- Theatrical release poster
- Directed by: Rui Pedro Sousa
- Based on: Esquecidos em Abril by Fábio Monteiro
- Release date: 11 April 2024 (Portugal);
- Country: Portugal
- Language: Portuguese

= Revolução sem sangue =

Revolução sem sangue (lit. Revolution without blood) is a 2024 Portuguese film directed by Rui Pedro Sousa. The film, the director's debut feature, was released on 11 April 2024 in Portugal near the 50th anniversary of the Carnation Revolution, which it depicts. Despite that revolution being largely considered a "bloodless" one, the film focuses on four persons who were killed during the events. That is why the title, after being shown as Revolução sem sangue in the opening credits is stylised Revolução sem sangue (Revolution without blood) in the end credits (which is rendered as Revolução (sem) sangue in certain media).

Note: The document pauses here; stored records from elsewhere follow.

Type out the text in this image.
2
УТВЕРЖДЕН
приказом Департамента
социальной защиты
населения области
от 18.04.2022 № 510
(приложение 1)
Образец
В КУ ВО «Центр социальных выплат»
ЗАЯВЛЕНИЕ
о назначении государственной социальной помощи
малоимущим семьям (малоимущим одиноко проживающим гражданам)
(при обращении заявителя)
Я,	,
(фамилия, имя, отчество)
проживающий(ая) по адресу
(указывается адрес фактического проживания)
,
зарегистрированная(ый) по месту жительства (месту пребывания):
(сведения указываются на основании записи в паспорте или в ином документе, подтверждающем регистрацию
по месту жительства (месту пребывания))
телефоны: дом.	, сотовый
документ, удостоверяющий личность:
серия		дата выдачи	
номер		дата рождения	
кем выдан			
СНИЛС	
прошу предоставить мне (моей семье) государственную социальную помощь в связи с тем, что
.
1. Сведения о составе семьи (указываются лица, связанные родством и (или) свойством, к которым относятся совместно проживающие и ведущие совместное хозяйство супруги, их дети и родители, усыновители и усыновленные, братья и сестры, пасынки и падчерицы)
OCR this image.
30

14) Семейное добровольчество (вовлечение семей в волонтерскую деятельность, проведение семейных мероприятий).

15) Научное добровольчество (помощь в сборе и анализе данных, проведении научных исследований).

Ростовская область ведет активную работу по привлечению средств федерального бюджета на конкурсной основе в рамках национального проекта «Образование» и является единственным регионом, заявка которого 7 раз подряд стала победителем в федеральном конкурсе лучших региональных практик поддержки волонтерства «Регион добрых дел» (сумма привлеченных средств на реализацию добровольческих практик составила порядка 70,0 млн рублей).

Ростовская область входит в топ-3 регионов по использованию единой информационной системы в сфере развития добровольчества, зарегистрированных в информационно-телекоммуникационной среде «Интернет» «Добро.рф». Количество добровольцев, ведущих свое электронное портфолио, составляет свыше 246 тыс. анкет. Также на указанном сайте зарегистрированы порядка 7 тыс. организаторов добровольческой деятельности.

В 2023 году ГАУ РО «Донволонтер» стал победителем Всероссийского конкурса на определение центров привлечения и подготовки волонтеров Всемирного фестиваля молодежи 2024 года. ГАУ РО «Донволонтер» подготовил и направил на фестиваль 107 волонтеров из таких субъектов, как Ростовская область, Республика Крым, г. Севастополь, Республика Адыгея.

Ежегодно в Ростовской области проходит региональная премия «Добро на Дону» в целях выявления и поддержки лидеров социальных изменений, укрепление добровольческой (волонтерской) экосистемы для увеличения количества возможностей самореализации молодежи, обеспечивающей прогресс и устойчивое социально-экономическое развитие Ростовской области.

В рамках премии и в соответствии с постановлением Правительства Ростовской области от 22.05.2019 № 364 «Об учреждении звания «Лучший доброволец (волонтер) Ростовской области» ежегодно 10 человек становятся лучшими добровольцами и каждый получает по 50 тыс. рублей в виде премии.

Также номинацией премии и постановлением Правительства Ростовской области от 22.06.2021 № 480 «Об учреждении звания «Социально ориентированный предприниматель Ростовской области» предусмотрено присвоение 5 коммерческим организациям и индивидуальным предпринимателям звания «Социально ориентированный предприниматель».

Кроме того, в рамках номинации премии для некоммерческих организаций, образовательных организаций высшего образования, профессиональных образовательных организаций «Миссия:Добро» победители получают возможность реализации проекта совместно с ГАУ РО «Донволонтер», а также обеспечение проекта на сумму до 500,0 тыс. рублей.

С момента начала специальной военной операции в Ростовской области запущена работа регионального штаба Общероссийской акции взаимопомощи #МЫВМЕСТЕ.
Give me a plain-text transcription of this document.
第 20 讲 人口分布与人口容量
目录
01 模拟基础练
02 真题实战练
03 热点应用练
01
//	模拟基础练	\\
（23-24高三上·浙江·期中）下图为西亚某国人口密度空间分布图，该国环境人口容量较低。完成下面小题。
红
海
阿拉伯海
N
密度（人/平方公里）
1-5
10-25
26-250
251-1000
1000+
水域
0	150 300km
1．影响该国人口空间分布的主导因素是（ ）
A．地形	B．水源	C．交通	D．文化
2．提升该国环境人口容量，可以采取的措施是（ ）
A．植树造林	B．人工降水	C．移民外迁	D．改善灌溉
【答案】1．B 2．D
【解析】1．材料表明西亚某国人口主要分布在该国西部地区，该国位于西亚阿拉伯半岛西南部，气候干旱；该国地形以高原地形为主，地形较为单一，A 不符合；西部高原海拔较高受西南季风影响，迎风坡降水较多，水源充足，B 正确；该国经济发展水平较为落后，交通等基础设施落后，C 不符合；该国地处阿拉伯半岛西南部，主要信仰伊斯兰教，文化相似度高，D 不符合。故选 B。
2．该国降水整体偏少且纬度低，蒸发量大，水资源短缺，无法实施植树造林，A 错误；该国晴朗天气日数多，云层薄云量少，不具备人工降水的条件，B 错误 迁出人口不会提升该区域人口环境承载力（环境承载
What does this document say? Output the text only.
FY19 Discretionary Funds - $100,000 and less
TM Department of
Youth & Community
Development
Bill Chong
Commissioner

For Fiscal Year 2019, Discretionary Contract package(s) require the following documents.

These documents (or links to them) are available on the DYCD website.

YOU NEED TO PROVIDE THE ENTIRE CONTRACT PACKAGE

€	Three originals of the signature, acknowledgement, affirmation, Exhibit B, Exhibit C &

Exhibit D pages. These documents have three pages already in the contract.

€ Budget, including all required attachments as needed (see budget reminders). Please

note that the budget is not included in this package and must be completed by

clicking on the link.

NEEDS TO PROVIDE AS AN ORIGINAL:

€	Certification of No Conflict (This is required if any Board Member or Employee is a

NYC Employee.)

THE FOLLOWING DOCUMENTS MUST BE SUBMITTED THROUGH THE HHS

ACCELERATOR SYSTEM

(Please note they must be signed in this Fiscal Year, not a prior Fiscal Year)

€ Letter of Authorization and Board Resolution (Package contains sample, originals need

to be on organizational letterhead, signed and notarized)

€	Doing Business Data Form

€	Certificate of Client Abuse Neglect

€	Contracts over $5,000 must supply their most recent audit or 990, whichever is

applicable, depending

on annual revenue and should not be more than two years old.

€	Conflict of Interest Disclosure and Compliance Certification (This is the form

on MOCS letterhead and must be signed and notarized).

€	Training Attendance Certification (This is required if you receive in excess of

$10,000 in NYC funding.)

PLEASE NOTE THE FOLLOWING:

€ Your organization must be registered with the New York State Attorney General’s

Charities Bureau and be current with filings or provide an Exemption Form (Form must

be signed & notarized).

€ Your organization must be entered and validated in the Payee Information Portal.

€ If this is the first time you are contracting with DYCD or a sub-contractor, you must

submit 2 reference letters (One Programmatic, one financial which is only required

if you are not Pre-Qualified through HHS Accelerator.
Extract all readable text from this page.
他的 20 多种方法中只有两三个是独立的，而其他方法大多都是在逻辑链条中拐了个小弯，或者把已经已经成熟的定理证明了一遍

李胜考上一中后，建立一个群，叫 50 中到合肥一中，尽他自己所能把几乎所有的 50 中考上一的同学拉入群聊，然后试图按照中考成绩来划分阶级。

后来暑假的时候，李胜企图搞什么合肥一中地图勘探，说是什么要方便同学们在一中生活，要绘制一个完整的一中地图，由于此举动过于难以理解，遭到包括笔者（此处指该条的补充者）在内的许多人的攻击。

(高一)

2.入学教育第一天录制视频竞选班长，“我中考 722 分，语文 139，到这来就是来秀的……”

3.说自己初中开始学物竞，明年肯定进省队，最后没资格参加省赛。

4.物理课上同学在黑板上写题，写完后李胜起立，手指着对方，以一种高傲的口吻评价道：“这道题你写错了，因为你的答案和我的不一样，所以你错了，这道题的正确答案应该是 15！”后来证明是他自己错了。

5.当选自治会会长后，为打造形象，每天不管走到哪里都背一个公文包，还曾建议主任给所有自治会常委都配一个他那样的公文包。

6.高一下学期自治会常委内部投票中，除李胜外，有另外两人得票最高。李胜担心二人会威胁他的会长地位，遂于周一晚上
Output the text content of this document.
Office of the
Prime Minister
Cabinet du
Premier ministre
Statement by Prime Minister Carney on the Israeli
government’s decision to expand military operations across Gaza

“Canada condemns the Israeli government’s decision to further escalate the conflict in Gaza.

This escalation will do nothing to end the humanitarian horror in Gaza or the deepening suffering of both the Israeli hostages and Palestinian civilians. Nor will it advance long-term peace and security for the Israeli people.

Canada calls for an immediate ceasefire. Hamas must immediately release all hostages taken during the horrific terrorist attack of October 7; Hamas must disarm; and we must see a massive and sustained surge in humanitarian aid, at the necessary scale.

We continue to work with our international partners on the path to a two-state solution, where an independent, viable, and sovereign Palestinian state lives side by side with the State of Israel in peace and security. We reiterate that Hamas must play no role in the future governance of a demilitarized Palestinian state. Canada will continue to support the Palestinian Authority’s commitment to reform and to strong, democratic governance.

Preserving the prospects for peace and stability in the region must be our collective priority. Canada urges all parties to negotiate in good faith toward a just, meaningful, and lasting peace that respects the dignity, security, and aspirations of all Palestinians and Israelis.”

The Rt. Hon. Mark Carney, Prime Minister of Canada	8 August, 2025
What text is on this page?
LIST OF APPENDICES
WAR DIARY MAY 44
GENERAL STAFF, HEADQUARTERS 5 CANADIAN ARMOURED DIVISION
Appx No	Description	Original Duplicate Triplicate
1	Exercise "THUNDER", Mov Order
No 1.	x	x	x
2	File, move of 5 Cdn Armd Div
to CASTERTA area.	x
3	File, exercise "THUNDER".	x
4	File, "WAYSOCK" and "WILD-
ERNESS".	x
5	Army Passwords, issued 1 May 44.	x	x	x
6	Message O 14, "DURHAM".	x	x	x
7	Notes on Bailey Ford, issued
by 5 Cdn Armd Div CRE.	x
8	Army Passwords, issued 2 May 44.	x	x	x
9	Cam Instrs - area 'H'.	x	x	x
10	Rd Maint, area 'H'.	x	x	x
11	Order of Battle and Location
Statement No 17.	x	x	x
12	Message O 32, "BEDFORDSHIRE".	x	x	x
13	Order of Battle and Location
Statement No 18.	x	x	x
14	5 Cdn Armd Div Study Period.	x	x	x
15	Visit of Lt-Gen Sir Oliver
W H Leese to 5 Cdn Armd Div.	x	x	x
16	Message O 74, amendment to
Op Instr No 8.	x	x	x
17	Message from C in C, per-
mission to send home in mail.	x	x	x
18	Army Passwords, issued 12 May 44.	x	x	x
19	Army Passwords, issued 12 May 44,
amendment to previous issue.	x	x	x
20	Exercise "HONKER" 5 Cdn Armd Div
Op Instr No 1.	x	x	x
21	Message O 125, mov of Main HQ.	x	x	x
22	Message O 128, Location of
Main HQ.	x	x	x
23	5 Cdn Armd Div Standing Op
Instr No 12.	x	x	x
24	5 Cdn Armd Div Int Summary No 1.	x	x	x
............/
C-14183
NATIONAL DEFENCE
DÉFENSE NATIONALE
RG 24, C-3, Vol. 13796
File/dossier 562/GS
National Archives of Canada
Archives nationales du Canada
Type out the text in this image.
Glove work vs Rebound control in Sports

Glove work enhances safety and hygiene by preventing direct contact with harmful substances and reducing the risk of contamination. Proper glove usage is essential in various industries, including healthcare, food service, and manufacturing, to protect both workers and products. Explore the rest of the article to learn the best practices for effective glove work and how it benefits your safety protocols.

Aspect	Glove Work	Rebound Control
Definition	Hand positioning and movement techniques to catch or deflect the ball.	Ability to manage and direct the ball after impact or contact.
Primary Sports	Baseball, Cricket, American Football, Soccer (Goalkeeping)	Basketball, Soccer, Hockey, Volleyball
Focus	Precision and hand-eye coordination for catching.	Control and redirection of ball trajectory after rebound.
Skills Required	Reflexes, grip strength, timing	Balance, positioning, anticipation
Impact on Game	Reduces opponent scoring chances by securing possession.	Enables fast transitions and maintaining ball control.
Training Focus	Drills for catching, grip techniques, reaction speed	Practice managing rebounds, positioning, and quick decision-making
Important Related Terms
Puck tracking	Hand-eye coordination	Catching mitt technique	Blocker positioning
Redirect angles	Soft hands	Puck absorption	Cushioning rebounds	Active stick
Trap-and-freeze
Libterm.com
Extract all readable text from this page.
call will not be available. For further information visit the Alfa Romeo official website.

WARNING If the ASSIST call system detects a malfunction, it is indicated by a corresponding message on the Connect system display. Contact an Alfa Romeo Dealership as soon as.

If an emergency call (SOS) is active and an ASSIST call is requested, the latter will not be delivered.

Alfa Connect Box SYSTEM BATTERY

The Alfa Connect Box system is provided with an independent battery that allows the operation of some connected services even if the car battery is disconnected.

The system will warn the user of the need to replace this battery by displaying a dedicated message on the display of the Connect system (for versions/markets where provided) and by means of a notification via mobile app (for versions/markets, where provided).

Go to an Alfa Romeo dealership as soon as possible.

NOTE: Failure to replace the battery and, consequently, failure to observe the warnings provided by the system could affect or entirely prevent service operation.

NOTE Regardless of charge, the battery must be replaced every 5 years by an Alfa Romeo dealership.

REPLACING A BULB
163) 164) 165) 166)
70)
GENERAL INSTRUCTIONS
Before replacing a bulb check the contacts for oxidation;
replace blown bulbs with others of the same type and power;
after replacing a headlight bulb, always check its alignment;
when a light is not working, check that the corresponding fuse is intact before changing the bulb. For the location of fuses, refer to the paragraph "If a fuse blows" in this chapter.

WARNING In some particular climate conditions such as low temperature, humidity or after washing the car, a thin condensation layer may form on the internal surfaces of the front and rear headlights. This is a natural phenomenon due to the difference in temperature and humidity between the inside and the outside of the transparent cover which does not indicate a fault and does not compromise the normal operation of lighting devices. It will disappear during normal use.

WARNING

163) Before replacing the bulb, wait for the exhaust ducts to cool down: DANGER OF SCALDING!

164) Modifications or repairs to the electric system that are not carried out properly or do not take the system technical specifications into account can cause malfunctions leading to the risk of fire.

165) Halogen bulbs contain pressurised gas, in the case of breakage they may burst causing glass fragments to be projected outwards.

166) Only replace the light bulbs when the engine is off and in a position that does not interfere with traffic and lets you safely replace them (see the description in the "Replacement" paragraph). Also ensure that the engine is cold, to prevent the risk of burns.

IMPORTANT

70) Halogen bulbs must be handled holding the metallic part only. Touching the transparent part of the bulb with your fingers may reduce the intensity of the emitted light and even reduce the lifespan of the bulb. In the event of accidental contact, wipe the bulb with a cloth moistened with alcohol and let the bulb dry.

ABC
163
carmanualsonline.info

The film is based on real events that took place on 24–26 April 1974, in Lisbon.

== Premise ==
João Arruda is an Azorean student at the University of Lisbon and is interested in Marxism and political philosophy. Fernando Giesteira works as a bartender, in the hope of studying later. Fernando Reis is a soldier, coming home to Lisbon for a few days.The path of the three young men, hoping for more freedom in the country, leads them in front of the seat of the PIDE, in Lisbon, on 25 April 1974. There, António Lage works as a civil servant, but his scruples become unbearable when he witnesses a young woman (Inês) being tortured, and he decides to quit his position. As the radio reports that a growing gathering of the population supported by the army is happening in the city, the director of the PIDE decides to have compromising documents burnt and let Inês be released in the morning. But in the evening she comes back among the crowd, accompanied by her young daughter, to join the demonstrations and shout her anger before the seat of the PIDE. From the windows of the building, the PIDE starts shooting on the crowd. Inês is hit by a bullet but Fernando Reis manages to drag her unconscious out of the shooters' range. João Arruda and Fernando Giesteira are shot, while Fernando Reis is accidentally shot by another soldier while trying to catch Lage, who had surrendered but is also shot as he is running away. All four men die; the fate of Inês is unclear.

== Cast ==
- Lucas Dutra as Fernando Giesteira
- Rafael Paes as João Arruda
- Diogo Fernandes as Fernando Reis
- Manuel Nabais as António Lage
- Teresa Vieira as Inês
- Helena Caldeira as Rita, Fernando Giesteira's girlfriend
- João Arrais

== Production ==
The film was shot on location in Lisbon. It was produced with the help of the victims' families.

== Release ==
In Portugal, the film was released in theaters on 11 April 2024, before the semi-centennial of the revolution. It aired in Galician at Televisión de Galicia the night of 24 April and was also available in the streaming platform AGalega for 24 hours. On 18 July, it became available on Max. It first aired in Spanish theaters on 7 July 2025 at the 31th Festival Ibérico de Cinema, which it opened. On 24 April 2025, the film aired on RTP1, making its debut on Portuguese television.

== Reception ==
Público found the film sincere but as surprising in its good as in its bad aspects. Another review praised the intentions of the film.

Revolução (sem) Sangue was seen by 20 000 people in Portugal, becoming 2024's fourth most seen Portuguese film in the country.

The film was selected by the Portuguese Film Academy as a candidate for Best Ibero-American Feature Film of the 2024 Macondo Awards in Colombia. It had ten nominations in nine categories at the 2025 Sophia Awards and won one: João Arrais as Best Supporting Actor.